Sehingga bangsa Arab menyatakan bahwa :
إن الشعر ديوان العرب
"Sesungguh puisi itu merupakan diwan bangsa Arab"
Yang dimaksud dengan diwan di sini adalah catatan bahwa Syi'r mencatat berbagai
hal tentang tata krama, adat istiadat, agama dan peribadatan mereka serta
keilmuan mereka, atau dengan kata lain mereka mencatat tentang diri mereka
sendiri dalam Syi'r. Dahulu para sastrawan menggunakan syair Arab jahiliyah
untuk memahami berbagai perang dan memahami kepahlawanan, kedermawanan dan
kelicikan yang digunakan untuk menciptakan Syi'r madah dan hija' (Amin, 1933:
57).
Beberapa kumpulan diwan Arab jahiliyah adalah sebagai berikut: al-Mu'allaqat as-Sab'u
yang dikumpulkan oleh Hammat ar-Rawiyah, al-Mufadhdholiyyat yang disusun oleh
al-mufadhdhal adh-dhobiyyu terdiri dari 128 qasidah, diwan al-hammasah yang
disusun oleh Abi Tamam yang berisi potongan-potongan syi'ir jahiliyah yang
sangat banyak, al-Hammasah karangan al-Bukhturi, al-Aghani, asy-Syi'ru wa
asy-Syu'ara' karangan Ibnu Kutaibah, Mukhtarat Ibnu Sajary, Jamharotu Asy'aru
al-Arab karangan Abu Zaid al-Kurasyi, Syi'r jahiliyah yang sampai kepada kita
tidak lebih dari 150 tahun sebelum kenabian, hasil pengamatan kepada Syi'r Arab
menunjukkan tema-temanya tidak variatif, maknanya tidak melimpah, Syi'r-Syi'r
jahiliyah, qasidah dan musiqahnya serta iramanya satu, tasybih dan isti'arahnya
sering terulang, miskin kreasi dan miskin variasi (Amin, 1933: 58).

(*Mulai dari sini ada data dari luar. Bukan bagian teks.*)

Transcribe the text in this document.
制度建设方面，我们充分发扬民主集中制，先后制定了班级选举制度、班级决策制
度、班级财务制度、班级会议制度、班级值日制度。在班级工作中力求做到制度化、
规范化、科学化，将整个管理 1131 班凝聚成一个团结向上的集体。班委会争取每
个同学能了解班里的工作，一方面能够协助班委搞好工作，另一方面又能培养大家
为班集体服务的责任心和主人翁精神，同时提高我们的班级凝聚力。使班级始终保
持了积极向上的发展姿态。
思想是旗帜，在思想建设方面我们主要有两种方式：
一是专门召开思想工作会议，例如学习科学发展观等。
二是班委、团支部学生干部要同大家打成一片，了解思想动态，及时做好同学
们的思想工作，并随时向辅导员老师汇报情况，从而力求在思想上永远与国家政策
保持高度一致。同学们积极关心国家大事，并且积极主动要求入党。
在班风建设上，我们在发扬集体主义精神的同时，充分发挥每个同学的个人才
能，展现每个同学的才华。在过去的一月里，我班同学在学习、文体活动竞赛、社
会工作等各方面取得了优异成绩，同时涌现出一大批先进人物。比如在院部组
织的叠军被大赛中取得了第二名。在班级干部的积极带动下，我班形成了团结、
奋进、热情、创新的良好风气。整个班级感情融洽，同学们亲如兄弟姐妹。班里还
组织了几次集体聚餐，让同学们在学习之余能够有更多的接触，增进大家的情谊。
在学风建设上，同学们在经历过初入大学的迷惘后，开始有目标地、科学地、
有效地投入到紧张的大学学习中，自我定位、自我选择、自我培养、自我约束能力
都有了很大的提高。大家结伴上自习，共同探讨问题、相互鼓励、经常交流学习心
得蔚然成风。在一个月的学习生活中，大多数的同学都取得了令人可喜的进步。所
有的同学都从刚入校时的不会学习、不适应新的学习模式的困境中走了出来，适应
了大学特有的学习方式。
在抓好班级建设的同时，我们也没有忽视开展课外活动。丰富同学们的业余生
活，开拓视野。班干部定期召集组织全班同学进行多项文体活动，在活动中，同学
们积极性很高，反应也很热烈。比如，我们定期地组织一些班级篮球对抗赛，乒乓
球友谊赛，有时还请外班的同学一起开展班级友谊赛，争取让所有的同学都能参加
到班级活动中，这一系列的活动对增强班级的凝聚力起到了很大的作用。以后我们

Syi'r menjadi panglima kehidupan pada zaman jahiliyah, menjadi idola dalam
seluruh bidang kehidupan. Berbagai momen kehidupan baik ritual keagamaan,
sosial politik, perang dan perdagangan menggunakan Syi'r sebagai alat motivasi
handal. Syukri Faishol menggambarkan dominasi Syi'r pada masa jahiliyah sebagai
berikut :
كَانَ الشِعْرُ مِن الْاَثرةِ واَلطُغْيَان بِحَيْثُ كَانَ يَسْتبد بِكُلَّ
مَجَالاَت الْقَوْل ، فَى الْحَرْب وَالْسِلْم وَفِيْ الفَخْر وَالْهِجَاء، وَفِي
التَأَمّل الدِّيْنِي وَالتّفْكِيْر الْفَلْسَفِي، فِي هذِهِ جَمْيعًا كَانَت
الْحَيَاة الْجَاهِلِيّة تَتَنَفَّس هذَا التَنَفُّس الْشِعْرِي...وَحَتَّى حِيْنَ
يَكُوْن الْنَثْر أَحْيَانًا عَلَى أَلْسِنَة الْكُهَّان، كَانَ نَثْرًا
مَسْجُوْعًا.
"Syi'r begitu dominan menguasai berbagai macam bentuk ungkapan di berbagai
bidang dalam peperangan, dalam perdamaian seperti fakhr dan hija' dalam
penghayatan keagamaan, dalam pemikiran filosofis. Semua bidang tersebut pada
masa jahiliyah tumbuh dalam suasana puitis, bahkan rotsa yang biasa digunakan
para dukun-dukun jahiliyah pun bersajak sehingga dikenal dengan saja'ul-kuhhan.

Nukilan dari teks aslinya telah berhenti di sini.